The patron was astonished, and had to ask me a couple times if that was the actual sale value. We doubled-checked by looking at the individual item listing, and sure enough, his painting sold for $4,148. However, because of Skinner's 15% commission, he'll only receive $3,500, but he still had a big smile on his face as he walked away from the desk.
Wow, what a nice way to start a weekend.
January 21st, 2012 Brian Herzog
This question was short and sweet, and in addition to making me laugh, left me a little confused. A patron walks up to the desk and asks:
Can you show me where the painting books are?
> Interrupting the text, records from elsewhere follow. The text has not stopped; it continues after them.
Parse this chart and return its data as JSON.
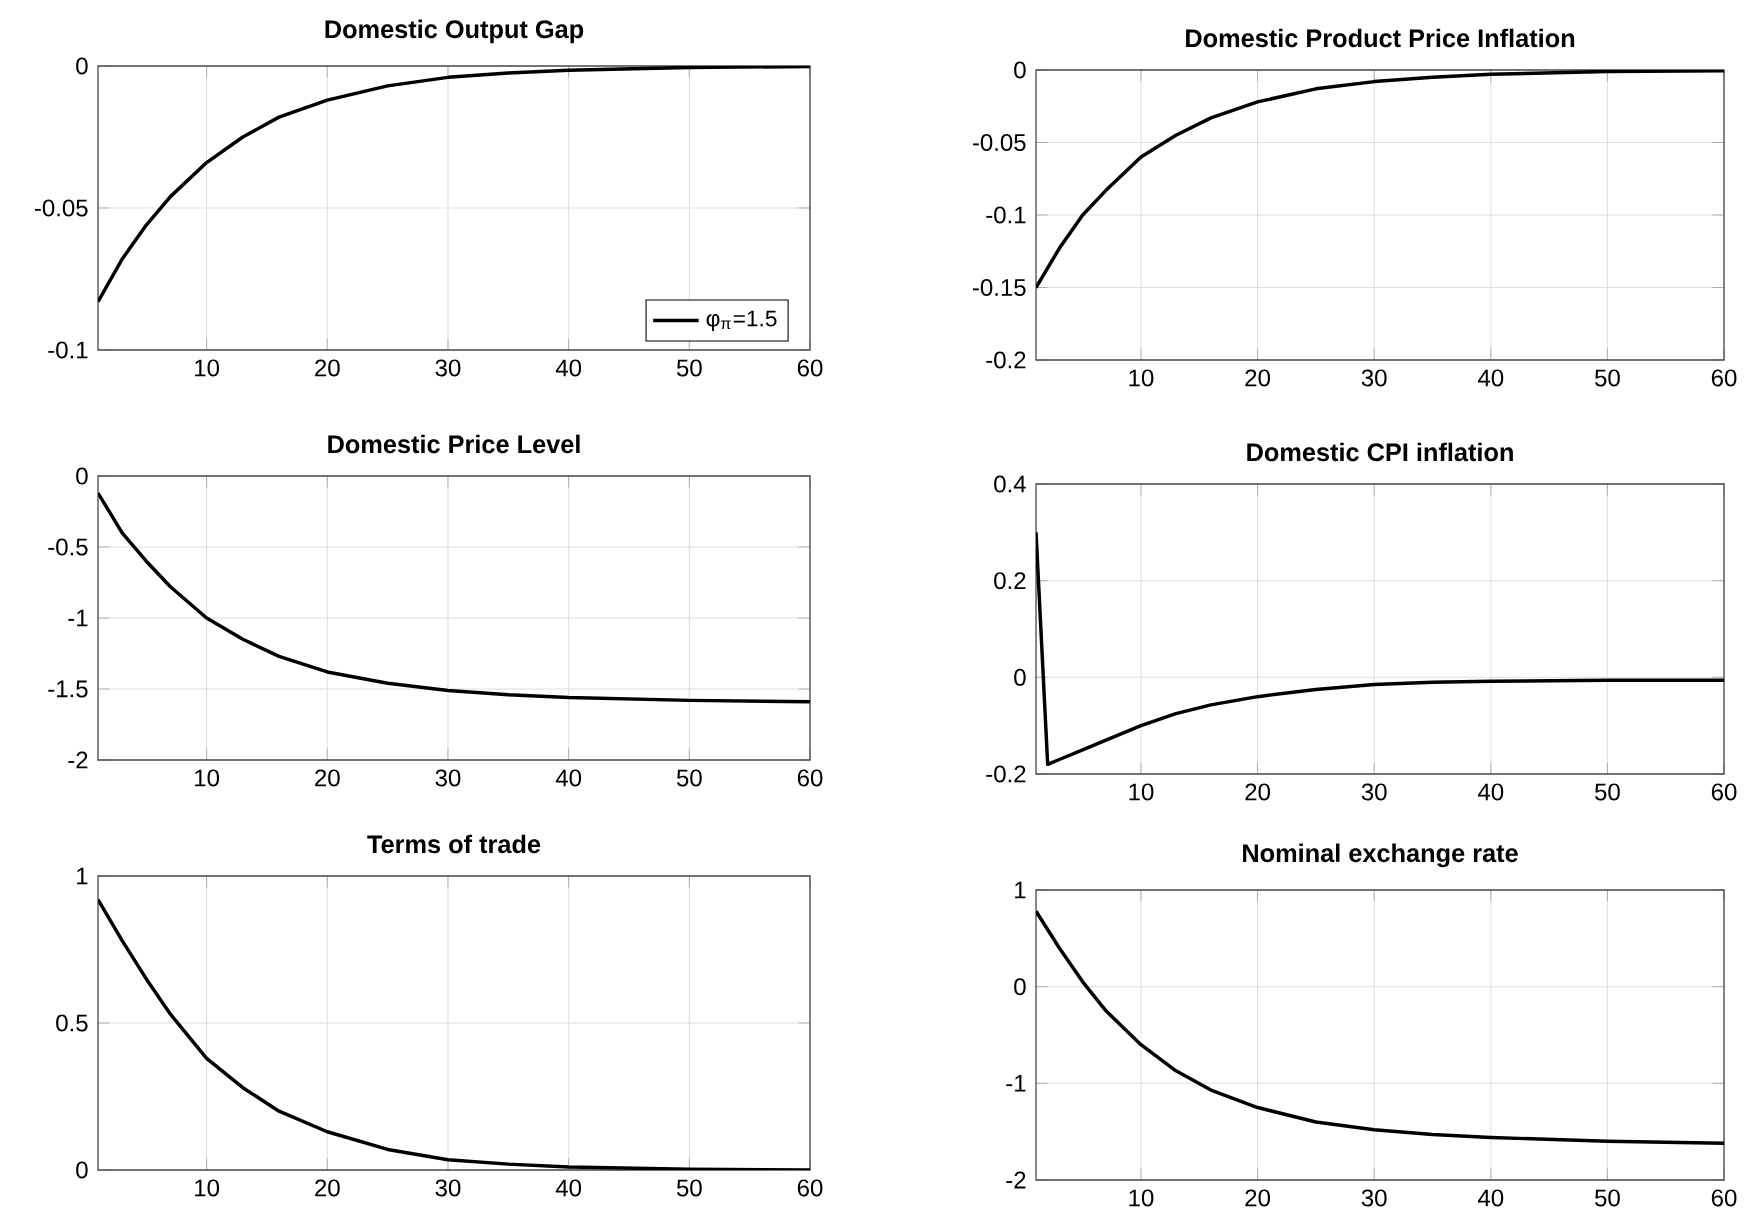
{
  "chart_data": [
    {
      "type": "line",
      "title": "Domestic Output Gap",
      "x": [
        1,
        3,
        5,
        7,
        10,
        13,
        16,
        20,
        25,
        30,
        35,
        40,
        50,
        60
      ],
      "xlim": [
        1,
        60
      ],
      "xticks": [
        10,
        20,
        30,
        40,
        50,
        60
      ],
      "ylim": [
        -0.1,
        0
      ],
      "yticks": [
        -0.1,
        -0.05,
        0
      ],
      "grid": true,
      "legend": "bottom right",
      "series": [
        {
          "name": "φ$_{π}$=1.5",
          "color": "#000000",
          "values": [
            -0.083,
            -0.068,
            -0.056,
            -0.046,
            -0.034,
            -0.025,
            -0.018,
            -0.012,
            -0.007,
            -0.004,
            -0.0025,
            -0.0015,
            -0.0005,
            -0.0002
          ]
        }
      ]
    },
    {
      "type": "line",
      "title": "Domestic Product Price Inflation",
      "x": [
        1,
        3,
        5,
        7,
        10,
        13,
        16,
        20,
        25,
        30,
        35,
        40,
        50,
        60
      ],
      "xlim": [
        1,
        60
      ],
      "xticks": [
        10,
        20,
        30,
        40,
        50,
        60
      ],
      "ylim": [
        -0.2,
        0
      ],
      "yticks": [
        -0.2,
        -0.15,
        -0.1,
        -0.05,
        0
      ],
      "grid": true,
      "series": [
        {
          "color": "#000000",
          "values": [
            -0.15,
            -0.123,
            -0.1,
            -0.083,
            -0.06,
            -0.045,
            -0.033,
            -0.022,
            -0.013,
            -0.008,
            -0.005,
            -0.003,
            -0.001,
            -0.0005
          ]
        }
      ]
    },
    {
      "type": "line",
      "title": "Domestic Price Level",
      "x": [
        1,
        3,
        5,
        7,
        10,
        13,
        16,
        20,
        25,
        30,
        35,
        40,
        50,
        60
      ],
      "xlim": [
        1,
        60
      ],
      "xticks": [
        10,
        20,
        30,
        40,
        50,
        60
      ],
      "ylim": [
        -2,
        0
      ],
      "yticks": [
        -2,
        -1.5,
        -1,
        -0.5,
        0
      ],
      "grid": true,
      "series": [
        {
          "color": "#000000",
          "values": [
            -0.12,
            -0.4,
            -0.6,
            -0.78,
            -1.0,
            -1.15,
            -1.27,
            -1.38,
            -1.46,
            -1.51,
            -1.54,
            -1.56,
            -1.58,
            -1.59
          ]
        }
      ]
    },
    {
      "type": "line",
      "title": "Domestic CPI inflation",
      "x": [
        1,
        2,
        3,
        5,
        7,
        10,
        13,
        16,
        20,
        25,
        30,
        35,
        40,
        50,
        60
      ],
      "xlim": [
        1,
        60
      ],
      "xticks": [
        10,
        20,
        30,
        40,
        50,
        60
      ],
      "ylim": [
        -0.2,
        0.4
      ],
      "yticks": [
        -0.2,
        0,
        0.2,
        0.4
      ],
      "grid": true,
      "series": [
        {
          "color": "#000000",
          "values": [
            0.3,
            -0.18,
            -0.17,
            -0.15,
            -0.13,
            -0.1,
            -0.075,
            -0.057,
            -0.04,
            -0.025,
            -0.015,
            -0.01,
            -0.008,
            -0.006,
            -0.006
          ]
        }
      ]
    },
    {
      "type": "line",
      "title": "Terms of trade",
      "x": [
        1,
        3,
        5,
        7,
        10,
        13,
        16,
        20,
        25,
        30,
        35,
        40,
        50,
        60
      ],
      "xlim": [
        1,
        60
      ],
      "xticks": [
        10,
        20,
        30,
        40,
        50,
        60
      ],
      "ylim": [
        0,
        1
      ],
      "yticks": [
        0,
        0.5,
        1
      ],
      "grid": true,
      "series": [
        {
          "color": "#000000",
          "values": [
            0.92,
            0.78,
            0.65,
            0.53,
            0.38,
            0.28,
            0.2,
            0.13,
            0.07,
            0.035,
            0.02,
            0.01,
            0.003,
            0
          ]
        }
      ]
    },
    {
      "type": "line",
      "title": "Nominal exchange rate",
      "x": [
        1,
        3,
        5,
        7,
        10,
        13,
        16,
        20,
        25,
        30,
        35,
        40,
        50,
        60
      ],
      "xlim": [
        1,
        60
      ],
      "xticks": [
        10,
        20,
        30,
        40,
        50,
        60
      ],
      "ylim": [
        -2,
        1
      ],
      "yticks": [
        -2,
        -1,
        0,
        1
      ],
      "grid": true,
      "series": [
        {
          "color": "#000000",
          "values": [
            0.78,
            0.4,
            0.05,
            -0.25,
            -0.6,
            -0.87,
            -1.07,
            -1.25,
            -1.4,
            -1.48,
            -1.53,
            -1.56,
            -1.6,
            -1.62
          ]
        }
      ]
    }
  ]
}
I asked her if she meant books on how to paint, books of paintings by famous artists, or books on painting your house, and she said the how-to books. So I took her to the 751's, and she said that was exactly what she was looking for and would browse for awhile.
I went back to the desk, and maybe five minutes later the patron came back up:
Patron: Those were okay, but not what I was looking for. Can you show me there the books are about painting with pencils?
Me: Oh sure, the drawing books are...
Patron: No, not drawing, I mean painting with colored pencils.
I had no idea what painting with colored pencils could possibly be besides drawing, so I just searched our catalog for colored pencils to see what came up. It wasn't much of a surprise that a lot of drawing books came up, so I took the patron to the 741.2's and actually found a book called Painting light with colored pencil. Again, she said that was exactly what she was looking for, and that she'd look around.
I went back to the desk a little puzzled, as I didn't know why there was a stigma on "drawing."
It must be a thing though, because a little while later the patron stopped by the desk again to thank me. When she did, I noticed she was carrying two more books: Masterful color : vibrant colored pencil paintings layer by layer and Drawing workbook : a complete course in ten lessons. But she left happy, so it was a good day.